Current surgical strategies that aim at preventing pulmonary regurgitation in patients with corrected tetralogy of Fallot (cToF) may result in a certain grade of residual pulmonary stenosis (PS). The clinical implications of a postoperative residual PS in cToF patients remain unclear. Pulmonary valve replacement (PVR) is frequently needed during follow-up of cToF patients. The aim of the current study was to determine the role of residual PS in the need for PVR during follow-up in cToF patients.

Methods.

cToF patients were included if clinical follow-up after primary surgical correction had taken place for a minimum of 5 years. Patient characteristics, surgical factors, and postoperative factors were reviewed, with a special focus on the transpulmonic systolic gradient.
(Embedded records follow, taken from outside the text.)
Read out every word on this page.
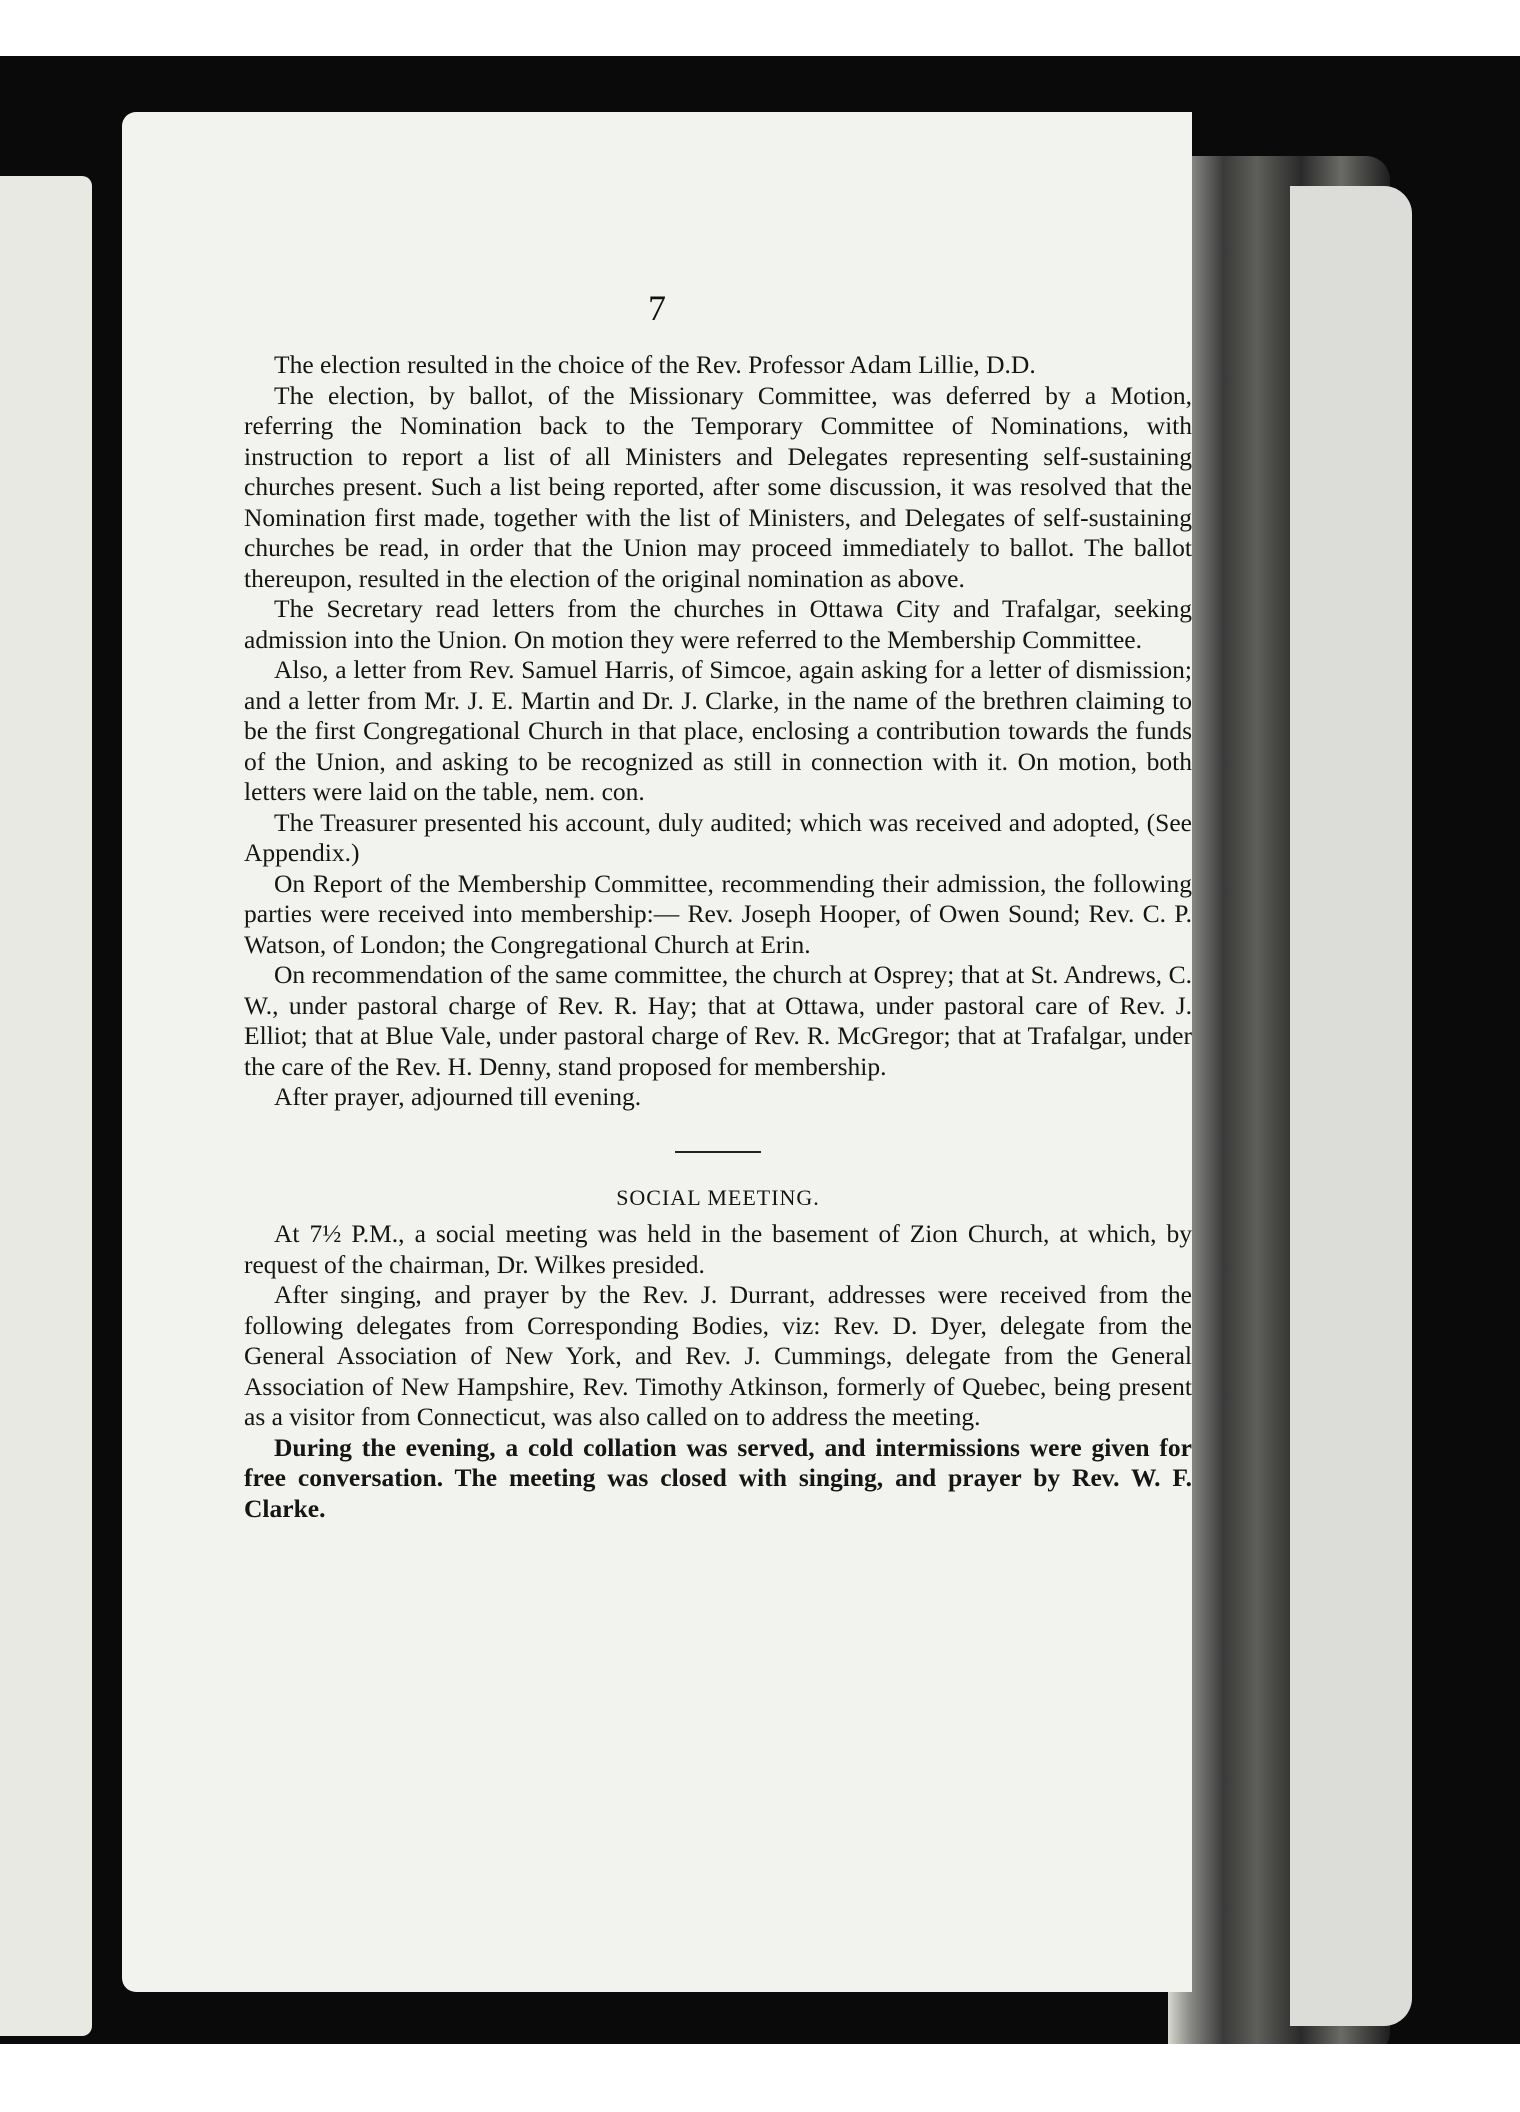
7

The election resulted in the choice of the Rev. Professor Adam Lillie, D.D.

The election, by ballot, of the Missionary Committee, was deferred by a Motion, referring the Nomination back to the Temporary Committee of Nominations, with instruction to report a list of all Ministers and Delegates representing self-sustaining churches present. Such a list being reported, after some discussion, it was resolved that the Nomination first made, together with the list of Ministers, and Delegates of self-sustaining churches be read, in order that the Union may proceed immediately to ballot. The ballot thereupon, resulted in the election of the original nomination as above.

The Secretary read letters from the churches in Ottawa City and Trafalgar, seeking admission into the Union. On motion they were referred to the Membership Committee.

Also, a letter from Rev. Samuel Harris, of Simcoe, again asking for a letter of dismission; and a letter from Mr. J. E. Martin and Dr. J. Clarke, in the name of the brethren claiming to be the first Congregational Church in that place, enclosing a contribution towards the funds of the Union, and asking to be recognized as still in connection with it. On motion, both letters were laid on the table, nem. con.

The Treasurer presented his account, duly audited; which was received and adopted, (See Appendix.)

On Report of the Membership Committee, recommending their admission, the following parties were received into membership:— Rev. Joseph Hooper, of Owen Sound; Rev. C. P. Watson, of London; the Congregational Church at Erin.

On recommendation of the same committee, the church at Osprey; that at St. Andrews, C. W., under pastoral charge of Rev. R. Hay; that at Ottawa, under pastoral care of Rev. J. Elliot; that at Blue Vale, under pastoral charge of Rev. R. McGregor; that at Trafalgar, under the care of the Rev. H. Denny, stand proposed for membership.

After prayer, adjourned till evening.

SOCIAL MEETING.

At 7½ P.M., a social meeting was held in the basement of Zion Church, at which, by request of the chairman, Dr. Wilkes presided.

After singing, and prayer by the Rev. J. Durrant, addresses were received from the following delegates from Corresponding Bodies, viz: Rev. D. Dyer, delegate from the General Association of New York, and Rev. J. Cummings, delegate from the General Association of New Hampshire, Rev. Timothy Atkinson, formerly of Quebec, being present as a visitor from Connecticut, was also called on to address the meeting.

During the evening, a cold collation was served, and intermissions were given for free conversation. The meeting was closed with singing, and prayer by Rev. W. F. Clarke.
Cox proportional hazards regression analysis was performed to identify predictors of PVR.

Results.

Of 171 cToF patients, 71 (41.5%) underwent PVR after 24.2 years (interquartile range, 16.8–31.6 years). Year of birth, older age at corrective operation, and patch use significantly predicted PVR during follow-up. By contrast, a mild residual PS in cToF patients (peak systolic gradient, 15–30 mm Hg) independently reduced the risk of PVR, as compared with patients without PS (hazard ratio, 0.47;p= 0.02) and with moderate-to-severe PS (hazard ratio, 0.35;p= 0.01).

Conclusions.

In addition to the known risks factors for PVR, a postoperative mild residual PS reduces the risk of PVR during follow-up of cToF patients. This finding provides clinical evidence for a conservative PS relief during correction of ToF.